Rather than use these assessments to develop evidence-guided policies to address the urgent challenges identified, our elected officials are attempting to kill the messenger by attacking the resources and the credibility of those institutions.

Our institutions that conduct climate change research are doing their job, and the warning lights are flashing. Earlier this month, the USGCRP issued its Congressionally mandated National Climate Assessment. The message was clear: “The observed warming and other climatic changes are triggering wide-ranging impacts in every region of our country and throughout our economy.” We’re engaging in some efforts to mitigate these impacts, but “current implementation efforts are insufficient to avoid increasingly negative social, environmental, and economic consequences.”

The National Assessment follows on the heels of the most recent report by the Intergovernmental Panel on Climate Change, another institution supported in part by U.S. funds, and whose purpose is to provide nations with the latest technical information on the risks and impacts of climate change. The IPCC reported that “warming of the climate system is unequivocal” and that “changes in climate have caused impacts on natural and human systems on all continents and across the oceans.” There are steps we can take to mitigate these impacts, but if we don’t act now, we will dramatically increase the cost and difficulty of dealing with climate change in the future.

As we learned this week, some consequences are already irreversible. Two U.S. research teams, funded by NASA and the NSF to evaluate the impact of climate change on Antarctica’s glaciers, reportedthat the West Antarctic Ice Sheet is now headed for inevitable collapse. Over the coming centuries, the melting ice will be enough to cause a catastrophic sea level rise.

We’ve invested heavily in research institutions in order to understand the risks of climate change; those institutions are now telling us the situation is dire. But rather than use these assessments to develop evidence-guided policies to address the urgent challenges identified, our elected officials are attempting to kill the messenger by attacking the resources and the credibility of those institutions.

Two weeks ago the U.S. House Appropriations Committee voted to pass an appropriations bill that singles out climate change research for cuts. In this bill, the NSF would get a total budget increase of 3.2 percent, well above the expected rate of inflation, but the NSF Geosciences Directorate, which funded one of the West Antarctic Ice Sheet studies, is deliberately excluded from this increase. NASA would be slated for a modest boost, but that would largely be targeted to planetary science programs focused on the Solar System, with offsetting cuts to earth science.
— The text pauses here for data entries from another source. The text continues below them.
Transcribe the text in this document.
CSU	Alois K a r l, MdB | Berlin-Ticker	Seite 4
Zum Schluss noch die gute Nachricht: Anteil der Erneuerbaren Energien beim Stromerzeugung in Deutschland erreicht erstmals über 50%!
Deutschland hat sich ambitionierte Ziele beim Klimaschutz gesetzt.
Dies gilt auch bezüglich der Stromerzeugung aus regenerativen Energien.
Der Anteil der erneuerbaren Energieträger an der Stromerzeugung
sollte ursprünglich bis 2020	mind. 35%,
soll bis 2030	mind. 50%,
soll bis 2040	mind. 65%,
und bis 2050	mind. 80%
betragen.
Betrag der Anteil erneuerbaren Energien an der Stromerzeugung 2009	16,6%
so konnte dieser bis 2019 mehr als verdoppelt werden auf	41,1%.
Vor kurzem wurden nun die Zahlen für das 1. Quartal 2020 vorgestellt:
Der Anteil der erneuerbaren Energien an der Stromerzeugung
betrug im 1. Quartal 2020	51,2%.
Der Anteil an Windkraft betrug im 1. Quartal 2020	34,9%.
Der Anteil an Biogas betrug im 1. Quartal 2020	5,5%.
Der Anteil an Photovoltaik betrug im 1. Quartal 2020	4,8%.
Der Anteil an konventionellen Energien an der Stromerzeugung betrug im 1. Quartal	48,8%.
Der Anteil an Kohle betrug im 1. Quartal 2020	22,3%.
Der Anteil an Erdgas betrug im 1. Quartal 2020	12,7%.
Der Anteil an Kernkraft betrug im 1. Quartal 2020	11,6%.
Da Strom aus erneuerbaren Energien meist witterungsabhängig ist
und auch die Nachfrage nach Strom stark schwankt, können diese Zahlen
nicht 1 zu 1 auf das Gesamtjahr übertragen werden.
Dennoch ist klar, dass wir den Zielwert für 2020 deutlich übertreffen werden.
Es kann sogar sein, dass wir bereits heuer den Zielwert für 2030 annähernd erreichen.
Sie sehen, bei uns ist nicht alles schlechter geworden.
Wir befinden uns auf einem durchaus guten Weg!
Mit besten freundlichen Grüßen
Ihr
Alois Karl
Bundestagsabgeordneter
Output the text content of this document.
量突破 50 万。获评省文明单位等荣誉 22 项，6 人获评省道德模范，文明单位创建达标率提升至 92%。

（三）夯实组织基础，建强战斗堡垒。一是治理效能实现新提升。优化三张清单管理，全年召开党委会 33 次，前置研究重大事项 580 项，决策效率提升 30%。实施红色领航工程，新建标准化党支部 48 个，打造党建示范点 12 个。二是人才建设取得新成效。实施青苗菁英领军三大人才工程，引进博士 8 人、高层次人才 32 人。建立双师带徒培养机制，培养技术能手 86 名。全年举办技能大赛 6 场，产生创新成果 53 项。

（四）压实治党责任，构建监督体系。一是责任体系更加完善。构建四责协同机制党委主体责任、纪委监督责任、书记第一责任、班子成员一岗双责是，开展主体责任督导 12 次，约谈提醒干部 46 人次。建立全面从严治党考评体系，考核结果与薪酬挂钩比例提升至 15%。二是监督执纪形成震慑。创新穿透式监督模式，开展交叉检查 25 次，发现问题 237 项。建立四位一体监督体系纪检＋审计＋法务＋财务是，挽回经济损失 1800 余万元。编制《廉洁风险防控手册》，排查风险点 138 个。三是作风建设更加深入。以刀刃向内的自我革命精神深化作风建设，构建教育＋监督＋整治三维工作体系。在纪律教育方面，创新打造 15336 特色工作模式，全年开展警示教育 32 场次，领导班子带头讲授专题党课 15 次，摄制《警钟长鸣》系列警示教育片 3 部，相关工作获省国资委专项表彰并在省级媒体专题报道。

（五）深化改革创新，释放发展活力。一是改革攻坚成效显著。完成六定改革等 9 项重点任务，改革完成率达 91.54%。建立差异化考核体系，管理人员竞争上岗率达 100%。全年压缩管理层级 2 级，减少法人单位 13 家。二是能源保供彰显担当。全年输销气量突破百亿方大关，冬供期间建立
The National Oceanic and Atmospheric Association budget would decline relative to inflation, and climate change research at the agency would get reduced by $36 million. The cuts to climate change research in this bill are in line with the spending priorities laid out last month by Paul Ryan and the House Budget Committee, and with earlierefforts to chip away at funding for climate change research.

Along with attacks on the funding of our major sources of information about climate, legislators are also working to discredit those sources. They openly mock climate change in Congressional hearings. Senator Marco Rubio, considering a run for the presidency, accused climate scientists of cherry-picking their data, while in 2009, Paul Ryan said that climate scientists were intentionally misleading the public. The problem isn’t limited to national legislators; state legislatures in Oklahoma and Wyoming are torpedoing new, state-of-the-art science education standards over their climate change content. And in 2012, the North Carolina legislature famously banned climate-change-based predictions of sea level rise in plans for coastal development projects.

This is keeping us away from any serious debate about how we should respond to the results of the climate change research that our government commissioned. We pursued Vannevar Bush’s vision and built world-class institutions to provide us with science to guide our problem solving. That investment is wasted if we dismiss the results, and we’ll face the future without the technical support we need.